References	Imeglimin dose	Comparator	Results	P value
Fouqueray et al. [15]	1500 mg BID + sitagliptin	Placebo + sitagliptin	Change in A1c from baseline at 12 weeks (−0.6 vs. +0.12 %)	<0.001
			Change in FPG from baseline at 12 weeks (−16.75 vs. −1.98 mg/dl)	0.014
Fouqueray et al. [14]	1500 mg BID + metformin	Placebo + metformin	Change in A1c from baseline at 12 weeks (−0.65 vs. −0.21 %)	<0.001
			Change in FPG from baseline at 12 weeks (−0.91 mg/dl vs. +0.36 mg/dl)	<0.001
			Change from baseline in proinsulin/insulin ratio at week 12 (−7.5 vs. +11.81)	<0.007
Pirags et al. [11]	2000 mg once daily	Metformin 850 mg twice daily	Change in baseline of AUC plasma glucose at 4 weeks (−10 vs. 30 %)	<0.0001, <0.0004
	1000 mg twice daily		Change in baseline of AUC plasma glucose at 4 weeks (−33 vs. 30 %)	<0.0305, <0.0004
	500 mg twice daily	Metformin 850 mg twice daily or placebo	AUC glucose at week 8 (72,661 vs. 58,054 or 78,174 mg/dl)	Not provided
			FPG at week 8 (172 vs. 144.7 or 182 mg/dl)
			A1c at week 8 (7.58 vs. 6.97 or 7.52 %)
	1500 mg twice daily		AUC glucose at week 8 (63,293 vs. 58,054 or 78,174 mg/dl)
			FPG at week 8 (154 vs. 144.7 or 182 mg/dl)
			A1c at week 8 (7.17 vs. 6.97 or 7.52 %)

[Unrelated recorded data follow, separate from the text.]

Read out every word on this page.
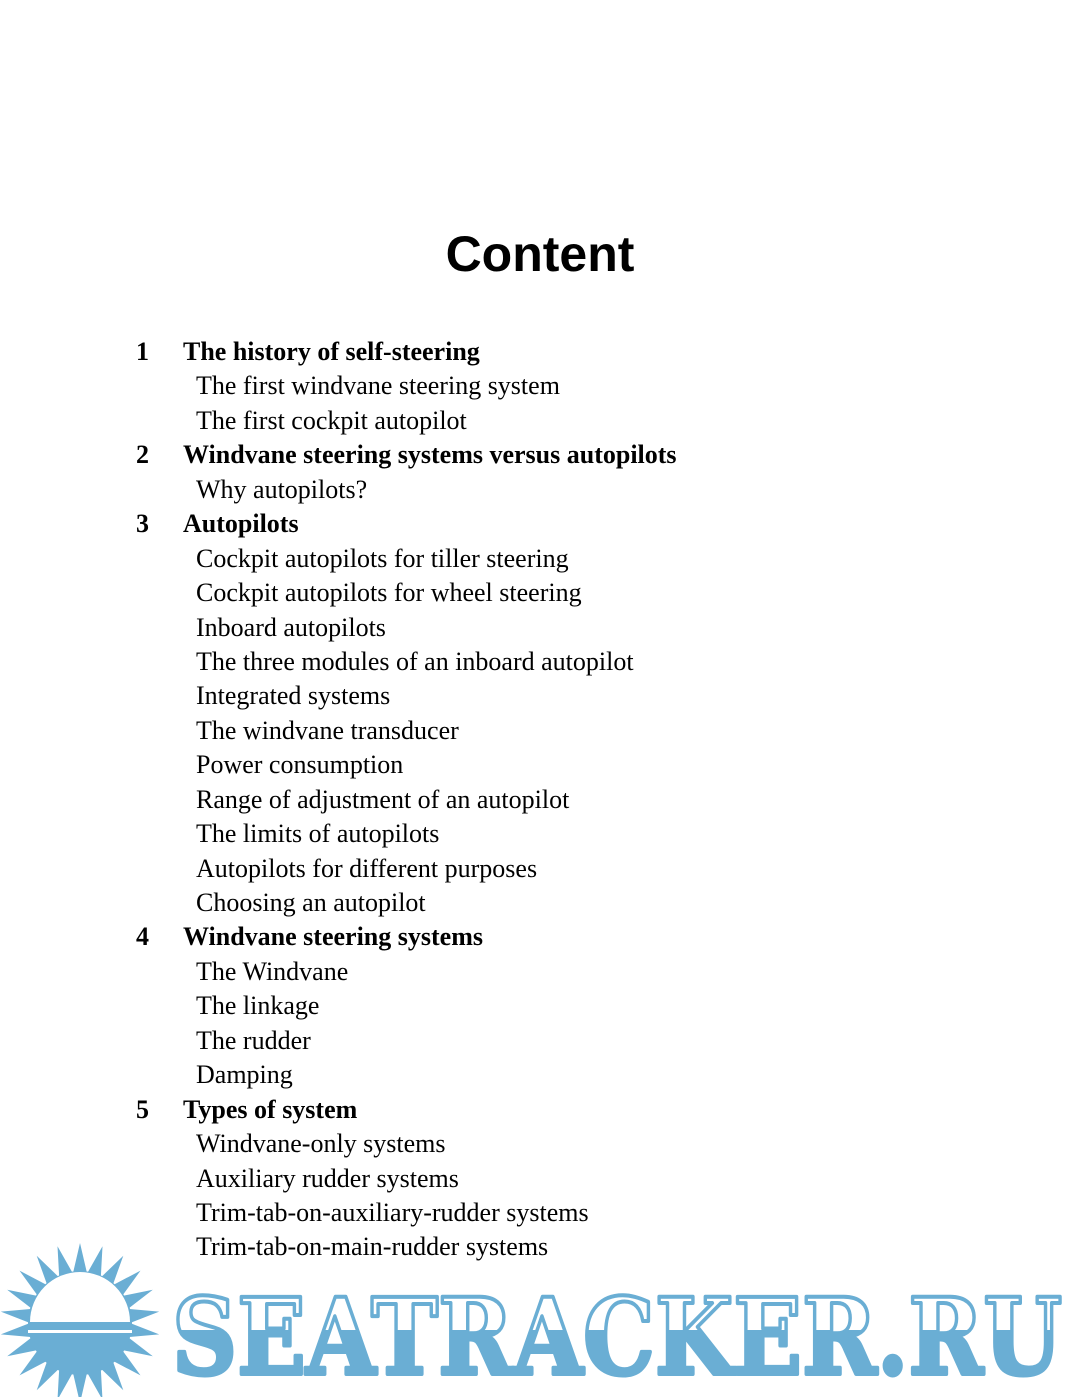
Content
1 The history of self-steering
The first windvane steering system
The first cockpit autopilot
2 Windvane steering systems versus autopilots
Why autopilots?
3 Autopilots
Cockpit autopilots for tiller steering
Cockpit autopilots for wheel steering
Inboard autopilots
The three modules of an inboard autopilot
Integrated systems
The windvane transducer
Power consumption
Range of adjustment of an autopilot
The limits of autopilots
Autopilots for different purposes
Choosing an autopilot
4 Windvane steering systems
The Windvane
The linkage
The rudder
Damping
5 Types of system
Windvane-only systems
Auxiliary rudder systems
Trim-tab-on-auxiliary-rudder systems
Trim-tab-on-main-rudder systems
SEATRACKER.RU
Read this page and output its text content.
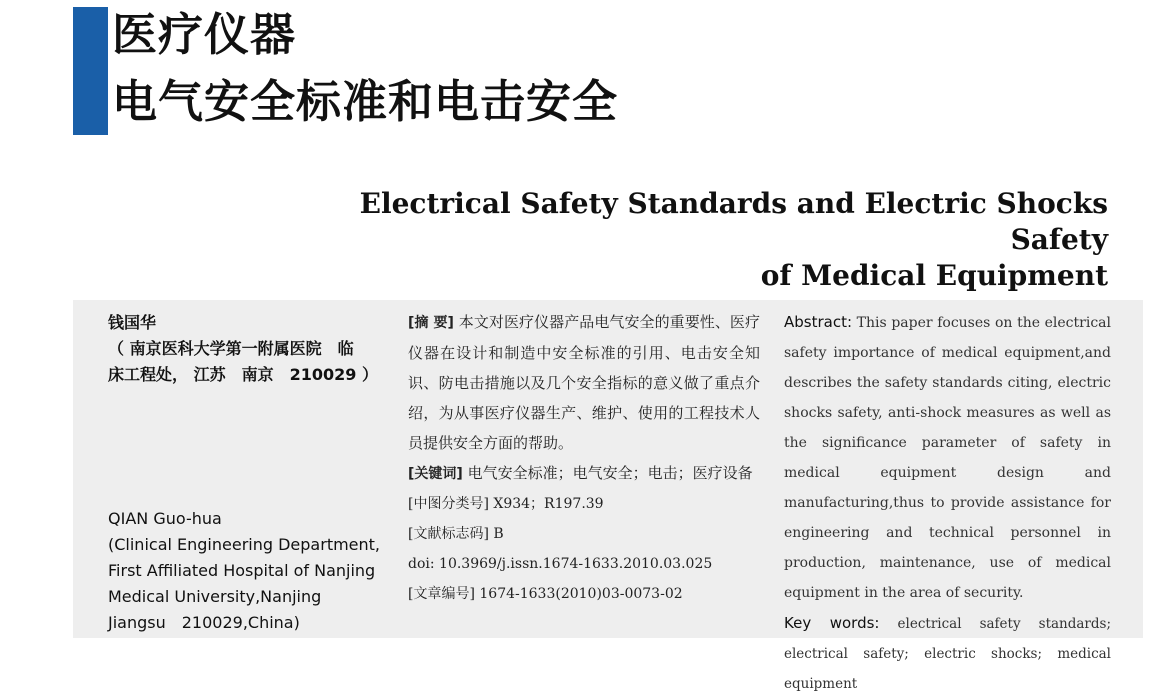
医疗仪器
电气安全标准和电击安全
Electrical Safety Standards and Electric Shocks Safety
of Medical Equipment
钱国华
（ 南京医科大学第一附属医院　临
床工程处， 江苏　南京　210029 ）
QIAN Guo-hua
(Clinical Engineering Department,
First Affiliated Hospital of Nanjing
Medical University,Nanjing
Jiangsu　210029,China)
[摘 要] 本文对医疗仪器产品电气安全的重要性、医疗仪器在设计和制造中安全标准的引用、电击安全知识、防电击措施以及几个安全指标的意义做了重点介绍，为从事医疗仪器生产、维护、使用的工程技术人员提供安全方面的帮助。
[关键词] 电气安全标准；电气安全；电击；医疗设备
[中图分类号] X934；R197.39
[文献标志码] B
doi: 10.3969/j.issn.1674-1633.2010.03.025
[文章编号] 1674-1633(2010)03-0073-02
Abstract: This paper focuses on the electrical safety importance of medical equipment,and describes the safety standards citing, electric shocks safety, anti-shock measures as well as the significance parameter of safety in medical equipment design and manufacturing,thus to provide assistance for engineering and technical personnel in production, maintenance, use of medical equipment in the area of security.
Key words: electrical safety standards; electrical safety; electric shocks; medical equipment
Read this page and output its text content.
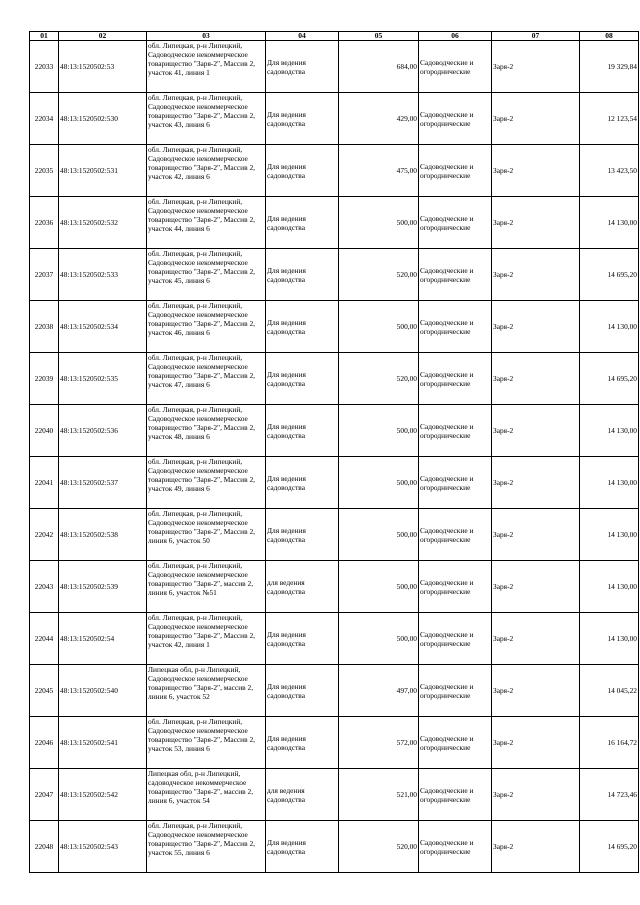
01	02	03	04	05	06	07	08
22033	48:13:1520502:53	обл. Липецкая, р-н Липецкий, Садоводческое некоммерческое товарищество "Заря-2", Массив 2, участок 41, линия 1	Для ведения садоводства	684,00	Садоводческие и огороднические	Заря-2	19 329,84
22034	48:13:1520502:530	обл. Липецкая, р-н Липецкий, Садоводческое некоммерческое товарищество "Заря-2", Массив 2, участок 43, линия 6	Для ведения садоводства	429,00	Садоводческие и огороднические	Заря-2	12 123,54
22035	48:13:1520502:531	обл. Липецкая, р-н Липецкий, Садоводческое некоммерческое товарищество "Заря-2", Массив 2, участок 42, линия 6	Для ведения садоводства	475,00	Садоводческие и огороднические	Заря-2	13 423,50
22036	48:13:1520502:532	обл. Липецкая, р-н Липецкий, Садоводческое некоммерческое товарищество "Заря-2", Массив 2, участок 44, линия 6	Для ведения садоводства	500,00	Садоводческие и огороднические	Заря-2	14 130,00
22037	48:13:1520502:533	обл. Липецкая, р-н Липецкий, Садоводческое некоммерческое товарищество "Заря-2", Массив 2, участок 45, линия 6	Для ведения садоводства	520,00	Садоводческие и огороднические	Заря-2	14 695,20
22038	48:13:1520502:534	обл. Липецкая, р-н Липецкий, Садоводческое некоммерческое товарищество "Заря-2", Массив 2, участок 46, линия 6	Для ведения садоводства	500,00	Садоводческие и огороднические	Заря-2	14 130,00
22039	48:13:1520502:535	обл. Липецкая, р-н Липецкий, Садоводческое некоммерческое товарищество "Заря-2", Массив 2, участок 47, линия 6	Для ведения садоводства	520,00	Садоводческие и огороднические	Заря-2	14 695,20
22040	48:13:1520502:536	обл. Липецкая, р-н Липецкий, Садоводческое некоммерческое товарищество "Заря-2", Массив 2, участок 48, линия 6	Для ведения садоводства	500,00	Садоводческие и огороднические	Заря-2	14 130,00
22041	48:13:1520502:537	обл. Липецкая, р-н Липецкий, Садоводческое некоммерческое товарищество "Заря-2", Массив 2, участок 49, линия 6	Для ведения садоводства	500,00	Садоводческие и огороднические	Заря-2	14 130,00
22042	48:13:1520502:538	обл. Липецкая, р-н Липецкий, Садоводческое некоммерческое товарищество "Заря-2", Массив 2, линия 6, участок 50	Для ведения садоводства	500,00	Садоводческие и огороднические	Заря-2	14 130,00
22043	48:13:1520502:539	обл. Липецкая, р-н Липецкий, Садоводческое некоммерческое товарищество "Заря-2", массив 2, линия 6, участок №51	для ведения садоводства	500,00	Садоводческие и огороднические	Заря-2	14 130,00
22044	48:13:1520502:54	обл. Липецкая, р-н Липецкий, Садоводческое некоммерческое товарищество "Заря-2", Массив 2, участок 42, линия 1	Для ведения садоводства	500,00	Садоводческие и огороднические	Заря-2	14 130,00
22045	48:13:1520502:540	Липецкая обл, р-н Липецкий, Садоводческое некоммерческое товарищество "Заря-2", массив 2, линия 6, участок 52	Для ведения садоводства	497,00	Садоводческие и огороднические	Заря-2	14 045,22
22046	48:13:1520502:541	обл. Липецкая, р-н Липецкий, Садоводческое некоммерческое товарищество "Заря-2", Массив 2, участок 53, линия 6	Для ведения садоводства	572,00	Садоводческие и огороднические	Заря-2	16 164,72
22047	48:13:1520502:542	Липецкая обл, р-н Липецкий, садоводческое некоммерческое товарищество "Заря-2", массив 2, линия 6, участок 54	для ведения садоводства	521,00	Садоводческие и огороднические	Заря-2	14 723,46
22048	48:13:1520502:543	обл. Липецкая, р-н Липецкий, Садоводческое некоммерческое товарищество "Заря-2", Массив 2, участок 55, линия 6	Для ведения садоводства	520,00	Садоводческие и огороднические	Заря-2	14 695,20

AUC area under the curve, A1c hemoglobin A1c, BID twice a day, FPG fasting plasma glucose

Discussion and Conclusions

Despite all of the promising preliminary information currently available, further evidence is needed to support the long-term safety of imeglimin and ultimately result in its FDA approval. Currently, there is one known study involving imeglimin that has been completed, but its results are yet to be published. This study is a randomized, prospective, placebo-controlled trial based in Latvia that intends to assess both efficacy and safety endpoints with 24 weeks of imeglimin treatment [16]. Patients included in this trial may be either treatment naïve or have been previously treated with oral monotherapy. Trials assessing the safety and efficacy of imeglimin with insulin therapy or compared directly with insulin are yet to be published.

Ultimately, the place that imeglimin will have in the current T2DM treatment algorithm is unknown. At this time, there are no available data that investigate the impact of imeglimin on morbidity and/or mortality in patients with T2DM. More data that support the long-term safety of imeglimin are necessary as well. However, based on the results of the animal studies and human trials that have been published recently, imeglimin seems to be a promising adjunct, or even a potential initial monotherapy agent, in treating T2DM.

Imeglimin has been shown to have a positive impact on skeletal muscle glucose uptake, hepatic glucose production, and beta-cell apoptosis.

Imeglimin has demonstrated similar clinical benefit in hemoglobin A1c and fasting plasma glucose when compared with metformin and sitagliptin.

Although imeglimin has not yet achieved FDA approval, it is a promising new agent that could impact the treatment of type 2 diabetes.